Parameter	Type	Description	Default Value
`server_url`	string	The URL of the Llama.cpp server's chat completions endpoint.	`http://127.0.0.1:5001/v1/chat/completions`
`temperature`	double	Controls the randomness of the output. Lower values make the output more deterministic, while higher values make it more creative.	`1.0`
`n_predict`	integer	The maximum number of tokens to generate in the response. A value of `-1` means no limit.	`-1`
`history_max_length`	integer	The maximum number of user/assistant conversation turns to keep in the history.	`10`
`rag_enabled`	boolean	Toggles Retrieval-Augmented Generation (RAG) mode. Note: This feature is currently a placeholder.	`false`
`rag_system_prompt_template`	string	A template for the system prompt when RAG is enabled. It must contain a `{context}` placeholder.	`Use the following context to answer the user's question. If the context doesn't contain the answer, say you don't know.\n\n--- Context ---\n{context}\n--- End Context ---`

System Prompt

The node loads a system prompt from the system_prompt.md file located in the src/llm/resource directory.

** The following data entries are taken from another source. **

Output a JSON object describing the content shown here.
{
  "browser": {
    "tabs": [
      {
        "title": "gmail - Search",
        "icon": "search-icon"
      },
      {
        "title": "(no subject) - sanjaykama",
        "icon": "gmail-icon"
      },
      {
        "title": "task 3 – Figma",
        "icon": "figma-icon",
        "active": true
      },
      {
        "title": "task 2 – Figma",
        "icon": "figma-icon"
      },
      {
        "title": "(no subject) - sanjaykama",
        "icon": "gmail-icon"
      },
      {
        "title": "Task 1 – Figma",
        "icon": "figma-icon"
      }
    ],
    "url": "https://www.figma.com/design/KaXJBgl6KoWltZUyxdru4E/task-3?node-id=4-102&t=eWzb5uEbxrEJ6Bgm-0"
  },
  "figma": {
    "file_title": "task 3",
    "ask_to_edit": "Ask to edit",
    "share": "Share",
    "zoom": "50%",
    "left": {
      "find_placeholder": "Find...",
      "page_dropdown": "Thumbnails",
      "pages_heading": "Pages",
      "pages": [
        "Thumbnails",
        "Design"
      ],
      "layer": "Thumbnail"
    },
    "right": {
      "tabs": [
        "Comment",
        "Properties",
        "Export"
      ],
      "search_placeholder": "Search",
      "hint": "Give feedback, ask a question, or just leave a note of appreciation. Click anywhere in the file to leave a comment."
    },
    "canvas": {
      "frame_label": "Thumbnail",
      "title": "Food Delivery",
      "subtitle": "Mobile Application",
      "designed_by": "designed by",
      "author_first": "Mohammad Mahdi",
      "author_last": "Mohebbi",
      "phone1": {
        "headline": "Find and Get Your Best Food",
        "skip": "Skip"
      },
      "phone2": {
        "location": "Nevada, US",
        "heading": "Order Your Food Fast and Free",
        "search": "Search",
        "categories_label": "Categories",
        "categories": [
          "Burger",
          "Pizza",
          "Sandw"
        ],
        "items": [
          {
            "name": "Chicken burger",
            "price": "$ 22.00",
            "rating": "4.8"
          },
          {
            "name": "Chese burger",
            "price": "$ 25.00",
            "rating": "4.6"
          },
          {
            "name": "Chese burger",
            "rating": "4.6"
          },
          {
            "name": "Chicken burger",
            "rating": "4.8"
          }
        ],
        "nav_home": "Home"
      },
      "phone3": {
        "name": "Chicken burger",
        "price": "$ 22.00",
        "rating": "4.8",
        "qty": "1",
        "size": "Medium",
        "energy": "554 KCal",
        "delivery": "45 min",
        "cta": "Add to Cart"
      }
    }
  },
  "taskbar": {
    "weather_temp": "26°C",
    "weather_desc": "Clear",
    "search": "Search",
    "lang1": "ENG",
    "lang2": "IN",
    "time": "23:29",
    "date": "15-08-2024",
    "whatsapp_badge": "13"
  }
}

This prompt is used to set the behavior and personality of the assistant.

Note that the current implementation also contains some OrpheusTTS specific tags for emotion inferencing, so those can later be outputted as such in the TTS node.

Services

The node provides two services:

`/llm`

Type: ric_messages/srv/LLMChat
Description: This is the main service for interacting with the LLM. It takes a prompt from the user and returns the model's response.
Request:
- prompt (string): The user's input to the model.
Response:
- response (string): The model's generated text.

`/clear_history`

Type: std_srvs/srv/Empty
Description: This service clears the conversation history maintained by the node. This is useful for starting a new conversation without restarting the node.
Request: (empty)
Response: (empty)

How it Works

Initialization: The node starts, declares its parameters, loads the system prompt, and creates the services.
Service Call: Another ROS2 node calls the /llm service with a prompt.
Message Building: The completion_callback is triggered. It calls _build_messages to construct a list of messages, including the system prompt, the conversation history (from a deque), and the new user prompt.
API Request: The node sends this list of messages in a JSON payload to the Llama.cpp server via an HTTP POST request.
Response Handling:
- If the server returns a successful response, the node extracts the generated text.
- The user prompt and the assistant's response are added to the history deque.
- The generated text is returned to the service caller.
- If the server returns an error, an error message is logged and returned.